I only joined Facebook to find more families like ours. There aren’t many, and I talk to roughly 100 or so. I see my life being lived thousands of miles away. I’ve connected with some families simply because their son has the severe form of Hunter’s, just like Ethan. I check up on all my other boys, read their Facebook pages, comment on their videos, pictures or their posts. We laugh at our poo stories or our temper stories — we bond. When I read about how unwell they are, I feel like scrolling past. I find it so hard to read it. I find it hard to read the posts about “end of life care” or that “ERT is no longer an option,” but I must read them. I must support them because one day I know it will be me. I will be the one online, begging these parents to hear me, to read my pain and to connect with me.

I’ve been friends with a certain family since 2009. I’ve never met this family in person. I felt drawn to them as soon as I saw a picture of their wonderful little man, T. T is one year older than Ethan. T has a big little brother, too, just like Ethan. T has the severe form of Hunter’s just like Ethan, and T spoke like Ethan, played like Ethan, walked and laughed just like Ethan. When I “met” this family, T was doing well.

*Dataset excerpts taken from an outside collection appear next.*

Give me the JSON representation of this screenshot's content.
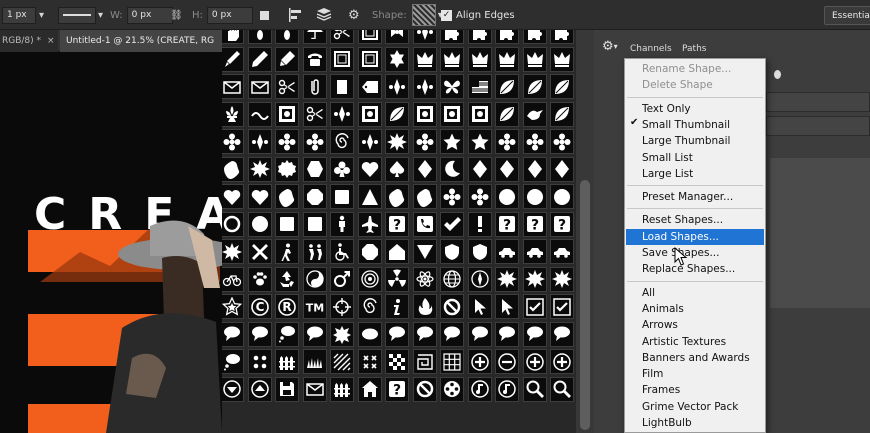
{
  "options_bar": {
    "stroke_width": "1 px",
    "w_label": "W:",
    "w_value": "0 px",
    "h_label": "H:",
    "h_value": "0 px",
    "shape_label": "Shape:",
    "align_edges_label": "Align Edges",
    "align_edges_checked": true,
    "workspace": "Essentials"
  },
  "doc_tabs": [
    {
      "label": "RGB/8) *",
      "close": "×"
    },
    {
      "label": "Untitled-1 @ 21.5% (CREATE, RG"
    }
  ],
  "canvas": {
    "headline_letters": [
      "C",
      "R",
      "E",
      "A"
    ],
    "accent": "#f25e1b"
  },
  "panels": {
    "tabs": [
      "Channels",
      "Paths"
    ]
  },
  "menu": {
    "items": [
      {
        "label": "Rename Shape...",
        "disabled": true
      },
      {
        "label": "Delete Shape",
        "disabled": true
      },
      {
        "sep": true
      },
      {
        "label": "Text Only"
      },
      {
        "label": "Small Thumbnail",
        "checked": true
      },
      {
        "label": "Large Thumbnail"
      },
      {
        "label": "Small List"
      },
      {
        "label": "Large List"
      },
      {
        "sep": true
      },
      {
        "label": "Preset Manager..."
      },
      {
        "sep": true
      },
      {
        "label": "Reset Shapes..."
      },
      {
        "label": "Load Shapes...",
        "highlighted": true
      },
      {
        "label": "Save Shapes..."
      },
      {
        "label": "Replace Shapes..."
      },
      {
        "sep": true
      },
      {
        "label": "All"
      },
      {
        "label": "Animals"
      },
      {
        "label": "Arrows"
      },
      {
        "label": "Artistic Textures"
      },
      {
        "label": "Banners and Awards"
      },
      {
        "label": "Film"
      },
      {
        "label": "Frames"
      },
      {
        "label": "Grime Vector Pack"
      },
      {
        "label": "LightBulb"
      }
    ],
    "check_glyph": "✔",
    "highlight_color": "#1f74d4"
  },
  "shape_grid": {
    "rows": [
      [
        "hand",
        "footprint",
        "footprint",
        "umbrella",
        "scissors",
        "frame",
        "ribbon",
        "ornament",
        "puzzle",
        "puzzle",
        "puzzle",
        "puzzle",
        "puzzle",
        "puzzle",
        "puzzle"
      ],
      [
        "brush",
        "pencil",
        "marker",
        "telephone",
        "frame",
        "frame",
        "star6",
        "crown",
        "crown",
        "crown",
        "crown",
        "crown",
        "crown",
        "crown",
        "crown"
      ],
      [
        "envelope",
        "envelope",
        "scissors",
        "paperclip",
        "rectangle",
        "tag",
        "ornament",
        "ornament",
        "butterfly",
        "flag",
        "leaf",
        "leaf",
        "leaf",
        "leaf",
        "leaf"
      ],
      [
        "fleur",
        "scroll",
        "tile",
        "scissors",
        "ornament",
        "tile",
        "leaf",
        "tile",
        "tile",
        "tile",
        "leaf",
        "bird",
        "leaf",
        "leaf",
        "leaf"
      ],
      [
        "flower",
        "ornament",
        "flower",
        "flower",
        "spiral",
        "ornament",
        "starburst",
        "flower",
        "star",
        "star",
        "flower",
        "flower",
        "flower",
        "flower",
        "flower"
      ],
      [
        "blob",
        "starburst",
        "seal",
        "hexagon",
        "club",
        "heart",
        "spade",
        "diamond",
        "moon",
        "diamond",
        "diamond",
        "diamond",
        "diamond",
        "diamond",
        "diamond"
      ],
      [
        "heart",
        "heart",
        "blob",
        "octagon",
        "square",
        "triangle",
        "blob",
        "blob",
        "flower",
        "flower",
        "circle",
        "circle",
        "circle",
        "circle",
        "circle"
      ],
      [
        "ring",
        "circle",
        "square",
        "square",
        "person",
        "plane",
        "question",
        "phone",
        "check",
        "exclaim",
        "question",
        "question",
        "question",
        "question",
        "question"
      ],
      [
        "starburst",
        "cross",
        "walker",
        "pedestrians",
        "wheelchair",
        "octagon",
        "house",
        "triangleDown",
        "shield",
        "shield",
        "car",
        "car",
        "car",
        "car",
        "car"
      ],
      [
        "bicycle",
        "paw",
        "recycle",
        "yinyang",
        "male",
        "target",
        "radiation",
        "atom",
        "globe",
        "compass",
        "starburst",
        "starburst",
        "starburst",
        "starburst",
        "starburst"
      ],
      [
        "starframe",
        "copyright",
        "registered",
        "tm",
        "crosshair",
        "spiral",
        "info",
        "fire",
        "noSign",
        "cursor",
        "cursor",
        "checkbox",
        "checkbox",
        "checkbox",
        "checkbox"
      ],
      [
        "speech",
        "speech",
        "thought",
        "speech",
        "burst",
        "oval",
        "speech",
        "speech",
        "speech",
        "speech",
        "speech",
        "speech",
        "speech",
        "speech",
        "speech"
      ],
      [
        "thought",
        "flowers",
        "fence",
        "grass",
        "diagonal",
        "crosses",
        "checker",
        "maze",
        "grid",
        "plus",
        "minus",
        "plus",
        "plus",
        "plus",
        "plus"
      ],
      [
        "downArrow",
        "upArrow",
        "save",
        "envelope",
        "fence",
        "home",
        "question",
        "noSign",
        "film",
        "note",
        "note",
        "magnifier",
        "magnifier",
        "magnifier",
        "magnifier"
      ]
    ]
  },
  "colors": {
    "cell_bg": "#0b0b0b",
    "cell_border": "#3d3d3d",
    "glyph": "#ffffff"
  }
}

Yes, he was losing skills, but like Ethan, he was replacing some of the skills he lost with new ones. T was very much holding his own against Hunter syndrome. But recently, T is not doing too well. That is putting it mildly.

I froze as I read his mommy’s update. “Hospice”… “Regression”… All the words that force the box I keep locked to pop right open. In what world is it normal to have a Facebook thread about end of life care for a 14-year-old boy? But it is normal in my world. Underneath her heartbreaking post were hundreds of comments offering support, stating that hospice care can be used to ease the transition… words I can’t even type. She updated saying that T was refused hospice care, as he was not sick enough. She was delighted. Imagine being delighted your child doesn’t need hospice care (yet) but actually having to go and check if it was time for hospice services. I don’t know how she did that. How she (and her wonderful husband) went through all that and still had positives to share on her Facebook page.

I know, more than most, that a strength you never knew you had will overcome you, and you will get through things you could have never seen coming. I simply can’t imagine; fear keeps me from imagining. And I am all too aware about what’s coming.

Light a candle for T and his family, pray, send good vibes — whatever you can do, please do it. Kiss your wonderful, grumpy teenagers. Let them know they are special, because they are. Because no one tells you the honest reality of living with a terminal, life-limiting condition — not even the doctors.